According to golf writer O.B. Keeler's newspaper account, Gene Sarazen had a premonition on the 14th hole in 1935. He had hooked his tee shot into the rough, and that's when he heard the roar from Craig Wood's birdie on the final hole.
"Well, Gene, that looks as if it's all over," Walter Hagen said to Sarazen, according to Keeler's report.
The Squire, though, was not giving up.
"Oh, I don't know," Sarazen replied. "They might go in from anywhere."
One hole later, Sarazen backed up his statement. His double eagle gave the tournament its first signature moment.
"Hagen smiled and shook his head. ... There were not more than a dozen spectators by the green, one of whom happened to be Bobby Jones, who had wandered down from the clubhouse out of curiosity, possibly because of the friendly rivalry between Sarazen and Hagen," Price wrote in A Golf Story. "The ball struck the far bank of the water hazard abutting the green, skipped onto the putting surface, and softly rolled into the cup for a two."
When news of the double eagle reached the clubhouse minutes later, not everyone believed it. Ben Crenshaw, a two-time Masters winner and historian of the game, recounted an oft-told tale of a skeptic.
"I don't know how it was carried, but the runner or somebody said, 'Mr. Gene done made a two on 15,'" Crenshaw said. "A guy in the clubhouse said 'No, you've got the holes wrong, 16 is a par 3.' And the guy said, 'No, Mr. Gene done made a two on 15.' No one could believe him for a second."
The water guarding the 15th is more pronounced than it was in the early days of the tournament. The stream was transformed into a small pond in 1961.

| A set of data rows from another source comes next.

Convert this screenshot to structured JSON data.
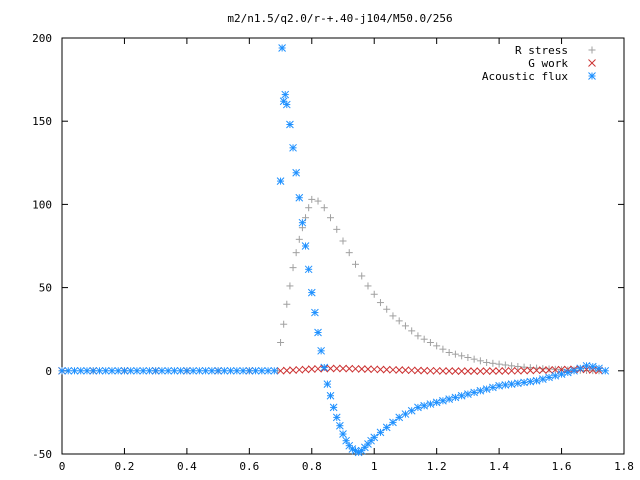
{
  "chart_data": {
    "type": "scatter",
    "title": "m2/n1.5/q2.0/r-+.40-j104/M50.0/256",
    "xlabel": "",
    "ylabel": "",
    "xlim": [
      0,
      1.8
    ],
    "ylim": [
      -50,
      200
    ],
    "xticks": [
      0,
      0.2,
      0.4,
      0.6,
      0.8,
      1,
      1.2,
      1.4,
      1.6,
      1.8
    ],
    "yticks": [
      -50,
      0,
      50,
      100,
      150,
      200
    ],
    "xtick_labels": [
      "0",
      "0.2",
      "0.4",
      "0.6",
      "0.8",
      "1",
      "1.2",
      "1.4",
      "1.6",
      "1.8"
    ],
    "ytick_labels": [
      "-50",
      "0",
      "50",
      "100",
      "150",
      "200"
    ],
    "grid": false,
    "legend_position": "top-right",
    "series": [
      {
        "name": "R stress",
        "marker": "plus",
        "color": "#a0a0a0",
        "x": [
          0.0,
          0.1,
          0.2,
          0.3,
          0.4,
          0.5,
          0.6,
          0.69,
          0.7,
          0.71,
          0.72,
          0.73,
          0.74,
          0.75,
          0.76,
          0.77,
          0.78,
          0.79,
          0.8,
          0.82,
          0.84,
          0.86,
          0.88,
          0.9,
          0.92,
          0.94,
          0.96,
          0.98,
          1.0,
          1.02,
          1.04,
          1.06,
          1.08,
          1.1,
          1.12,
          1.14,
          1.16,
          1.18,
          1.2,
          1.22,
          1.24,
          1.26,
          1.28,
          1.3,
          1.32,
          1.34,
          1.36,
          1.38,
          1.4,
          1.42,
          1.44,
          1.46,
          1.48,
          1.5,
          1.52,
          1.54,
          1.56,
          1.58,
          1.6,
          1.62,
          1.64,
          1.66,
          1.68,
          1.7,
          1.72
        ],
        "y": [
          0,
          0,
          0,
          0,
          0,
          0,
          0,
          0,
          17,
          28,
          40,
          51,
          62,
          71,
          79,
          86,
          92,
          98,
          103,
          102,
          98,
          92,
          85,
          78,
          71,
          64,
          57,
          51,
          46,
          41,
          37,
          33,
          30,
          27,
          24,
          21,
          19,
          17,
          15,
          13,
          11,
          10,
          9,
          8,
          7,
          6,
          5,
          4.5,
          4,
          3.5,
          3,
          2.6,
          2.2,
          1.9,
          1.6,
          1.3,
          1.1,
          0.9,
          0.7,
          0.5,
          0.4,
          0.3,
          0.2,
          0.1,
          0
        ]
      },
      {
        "name": "G work",
        "marker": "cross",
        "color": "#cc3333",
        "x": [
          0.0,
          0.1,
          0.2,
          0.3,
          0.4,
          0.5,
          0.6,
          0.7,
          0.72,
          0.74,
          0.76,
          0.78,
          0.8,
          0.82,
          0.84,
          0.86,
          0.88,
          0.9,
          0.92,
          0.94,
          0.96,
          0.98,
          1.0,
          1.02,
          1.04,
          1.06,
          1.08,
          1.1,
          1.12,
          1.14,
          1.16,
          1.18,
          1.2,
          1.22,
          1.24,
          1.26,
          1.28,
          1.3,
          1.32,
          1.34,
          1.36,
          1.38,
          1.4,
          1.42,
          1.44,
          1.46,
          1.48,
          1.5,
          1.52,
          1.54,
          1.56,
          1.58,
          1.6,
          1.62,
          1.64,
          1.66,
          1.68,
          1.7,
          1.72
        ],
        "y": [
          0,
          0,
          0,
          0,
          0,
          0,
          0,
          0,
          0.2,
          0.4,
          0.6,
          0.8,
          1,
          1.2,
          1.3,
          1.4,
          1.4,
          1.4,
          1.3,
          1.2,
          1.1,
          1,
          0.9,
          0.8,
          0.7,
          0.6,
          0.5,
          0.4,
          0.3,
          0.2,
          0.1,
          0,
          0,
          -0.1,
          -0.1,
          -0.2,
          -0.2,
          -0.2,
          -0.2,
          -0.2,
          -0.2,
          -0.1,
          -0.1,
          -0.1,
          0,
          0,
          0.1,
          0.2,
          0.3,
          0.4,
          0.5,
          0.6,
          0.7,
          0.8,
          0.9,
          1,
          0.8,
          0.5,
          0.2
        ]
      },
      {
        "name": "Acoustic flux",
        "marker": "star",
        "color": "#1e90ff",
        "x": [
          0.0,
          0.02,
          0.04,
          0.06,
          0.08,
          0.1,
          0.12,
          0.14,
          0.16,
          0.18,
          0.2,
          0.22,
          0.24,
          0.26,
          0.28,
          0.3,
          0.32,
          0.34,
          0.36,
          0.38,
          0.4,
          0.42,
          0.44,
          0.46,
          0.48,
          0.5,
          0.52,
          0.54,
          0.56,
          0.58,
          0.6,
          0.62,
          0.64,
          0.66,
          0.68,
          0.7,
          0.705,
          0.71,
          0.715,
          0.72,
          0.73,
          0.74,
          0.75,
          0.76,
          0.77,
          0.78,
          0.79,
          0.8,
          0.81,
          0.82,
          0.83,
          0.84,
          0.85,
          0.86,
          0.87,
          0.88,
          0.89,
          0.9,
          0.91,
          0.92,
          0.93,
          0.94,
          0.95,
          0.96,
          0.97,
          0.98,
          0.99,
          1.0,
          1.02,
          1.04,
          1.06,
          1.08,
          1.1,
          1.12,
          1.14,
          1.16,
          1.18,
          1.2,
          1.22,
          1.24,
          1.26,
          1.28,
          1.3,
          1.32,
          1.34,
          1.36,
          1.38,
          1.4,
          1.42,
          1.44,
          1.46,
          1.48,
          1.5,
          1.52,
          1.54,
          1.56,
          1.58,
          1.6,
          1.62,
          1.64,
          1.66,
          1.68,
          1.7,
          1.72,
          1.74
        ],
        "y": [
          0,
          0,
          0,
          0,
          0,
          0,
          0,
          0,
          0,
          0,
          0,
          0,
          0,
          0,
          0,
          0,
          0,
          0,
          0,
          0,
          0,
          0,
          0,
          0,
          0,
          0,
          0,
          0,
          0,
          0,
          0,
          0,
          0,
          0,
          0,
          114,
          194,
          162,
          166,
          160,
          148,
          134,
          119,
          104,
          89,
          75,
          61,
          47,
          35,
          23,
          12,
          2,
          -8,
          -15,
          -22,
          -28,
          -33,
          -38,
          -42,
          -45,
          -47,
          -48,
          -49,
          -48,
          -46,
          -44,
          -42,
          -40,
          -37,
          -34,
          -31,
          -28,
          -26,
          -24,
          -22,
          -21,
          -20,
          -19,
          -18,
          -17,
          -16,
          -15,
          -14,
          -13,
          -12,
          -11,
          -10,
          -9,
          -8.5,
          -8,
          -7.5,
          -7,
          -6.5,
          -6,
          -5,
          -4,
          -3,
          -2,
          -1,
          0,
          1.5,
          3,
          2.5,
          1.5,
          0
        ]
      }
    ]
  }
}
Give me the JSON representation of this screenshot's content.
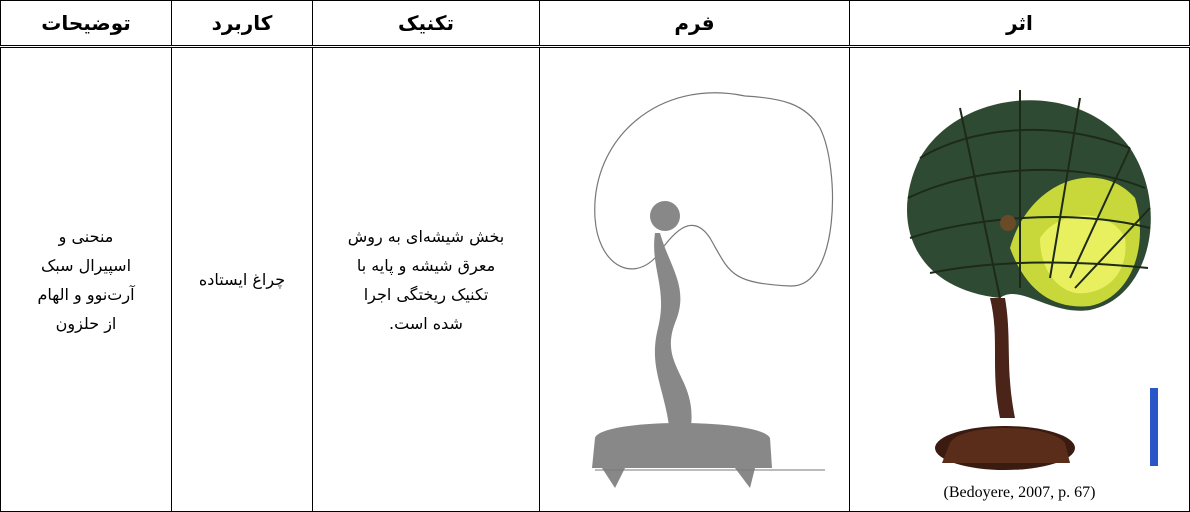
{
  "table": {
    "header": [
      "اثر",
      "فرم",
      "تکنیک",
      "کاربرد",
      "توضیحات"
    ],
    "rows": [
      {
        "artwork_caption": "(Bedoyere, 2007, p. 67)",
        "technique": [
          "بخش شیشه‌ای به روش",
          "معرق شیشه و پایه با",
          "تکنیک ریختگی اجرا",
          "شده است."
        ],
        "usage": "چراغ ایستاده",
        "description": [
          "منحنی و",
          "اسپیرال سبک",
          "آرت‌نوو و الهام",
          "از حلزون"
        ]
      }
    ]
  }
}
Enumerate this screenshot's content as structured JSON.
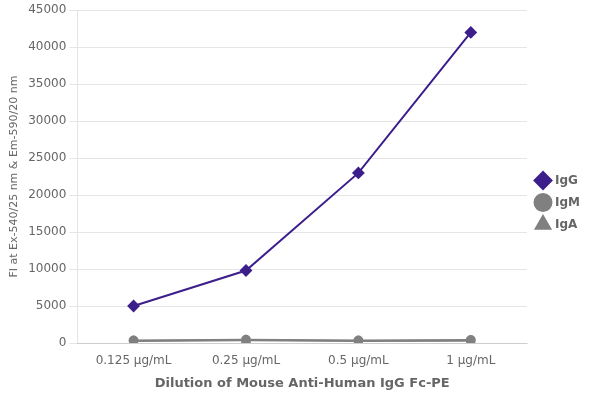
{
  "chart_data": {
    "type": "line",
    "categories": [
      "0.125 μg/mL",
      "0.25 μg/mL",
      "0.5 μg/mL",
      "1 μg/mL"
    ],
    "series": [
      {
        "name": "IgG",
        "color": "#3d1f8c",
        "marker": "diamond",
        "values": [
          5000,
          9800,
          23000,
          42000
        ]
      },
      {
        "name": "IgM",
        "color": "#808080",
        "marker": "circle",
        "values": [
          350,
          450,
          350,
          400
        ]
      },
      {
        "name": "IgA",
        "color": "#808080",
        "marker": "triangle",
        "values": [
          280,
          380,
          280,
          320
        ]
      }
    ],
    "xlabel": "Dilution of Mouse Anti-Human IgG Fc-PE",
    "ylabel": "FI at Ex-540/25 nm & Em-590/20 nm",
    "ylim": [
      0,
      45000
    ],
    "yticks": [
      0,
      5000,
      10000,
      15000,
      20000,
      25000,
      30000,
      35000,
      40000,
      45000
    ],
    "grid": true,
    "legend": "right"
  }
}
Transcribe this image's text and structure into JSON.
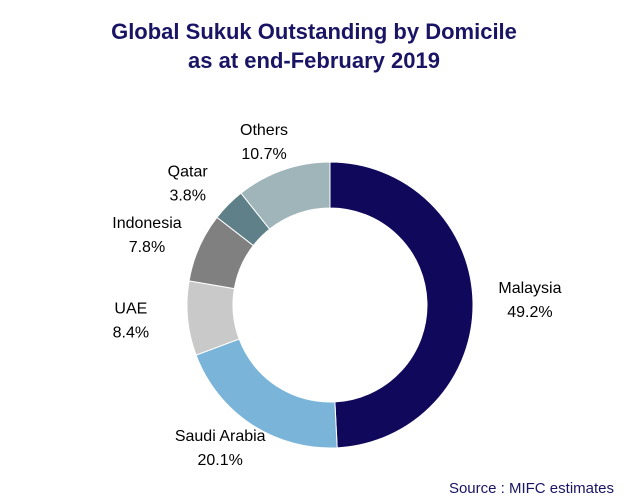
{
  "chart_data": {
    "type": "donut",
    "title": "Global Sukuk Outstanding by Domicile",
    "subtitle": "as at end-February 2019",
    "categories": [
      "Malaysia",
      "Saudi Arabia",
      "UAE",
      "Indonesia",
      "Qatar",
      "Others"
    ],
    "values": [
      49.2,
      20.1,
      8.4,
      7.8,
      3.8,
      10.7
    ],
    "value_labels": [
      "49.2%",
      "20.1%",
      "8.4%",
      "7.8%",
      "3.8%",
      "10.7%"
    ],
    "colors": [
      "#10085a",
      "#7ab4d8",
      "#c9c9c9",
      "#808080",
      "#5f8088",
      "#9fb5b9"
    ],
    "source": "Source : MIFC estimates"
  }
}
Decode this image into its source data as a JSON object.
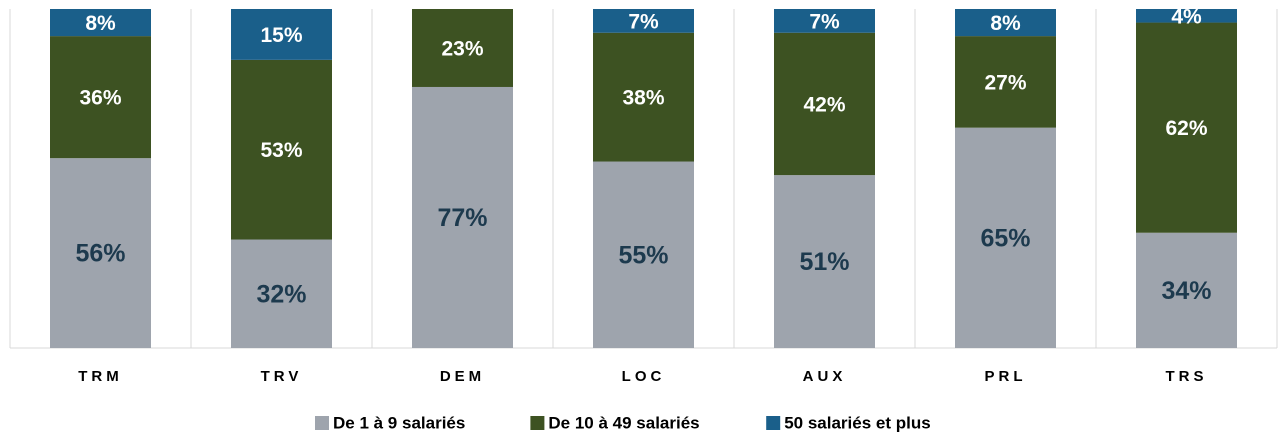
{
  "chart_data": {
    "type": "stacked_bar",
    "categories": [
      "TRM",
      "TRV",
      "DEM",
      "LOC",
      "AUX",
      "PRL",
      "TRS"
    ],
    "series": [
      {
        "name": "De 1 à 9 salariés",
        "color": "#9ea4ad",
        "values": [
          56,
          32,
          77,
          55,
          51,
          65,
          34
        ],
        "value_labels": [
          "56%",
          "32%",
          "77%",
          "55%",
          "51%",
          "65%",
          "34%"
        ]
      },
      {
        "name": "De 10 à 49 salariés",
        "color": "#3d5222",
        "values": [
          36,
          53,
          23,
          38,
          42,
          27,
          62
        ],
        "value_labels": [
          "36%",
          "53%",
          "23%",
          "38%",
          "42%",
          "27%",
          "62%"
        ]
      },
      {
        "name": "50 salariés et plus",
        "color": "#1a5f8a",
        "values": [
          8,
          15,
          null,
          7,
          7,
          8,
          4
        ],
        "value_labels": [
          "8%",
          "15%",
          null,
          "7%",
          "7%",
          "8%",
          "4%"
        ]
      }
    ],
    "ylim": [
      0,
      100
    ],
    "legend": "bottom"
  }
}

The only tangible remnants of Sarazen's double eagle - quickly dubbed the Shot Heard 'Round the World - are the club and ball he used to achieve the feat. They are part of the display in the Trophy Room in the clubhouse.
Sarazen made pars on the remaining three holes. A 36-hole playoff with Wood was held the next day. It was the only time the Masters used that format, and Sarazen prevailed by five shots over Wood.
"There had never before been a shot in an important tournament as sensational as that double eagle, and one can understand how nearly everything else about that Masters has been forgotten - Sarazen's three closing pars, for one thing, and the playoff, for another," Herbert Warren Wind wrote in Following Through.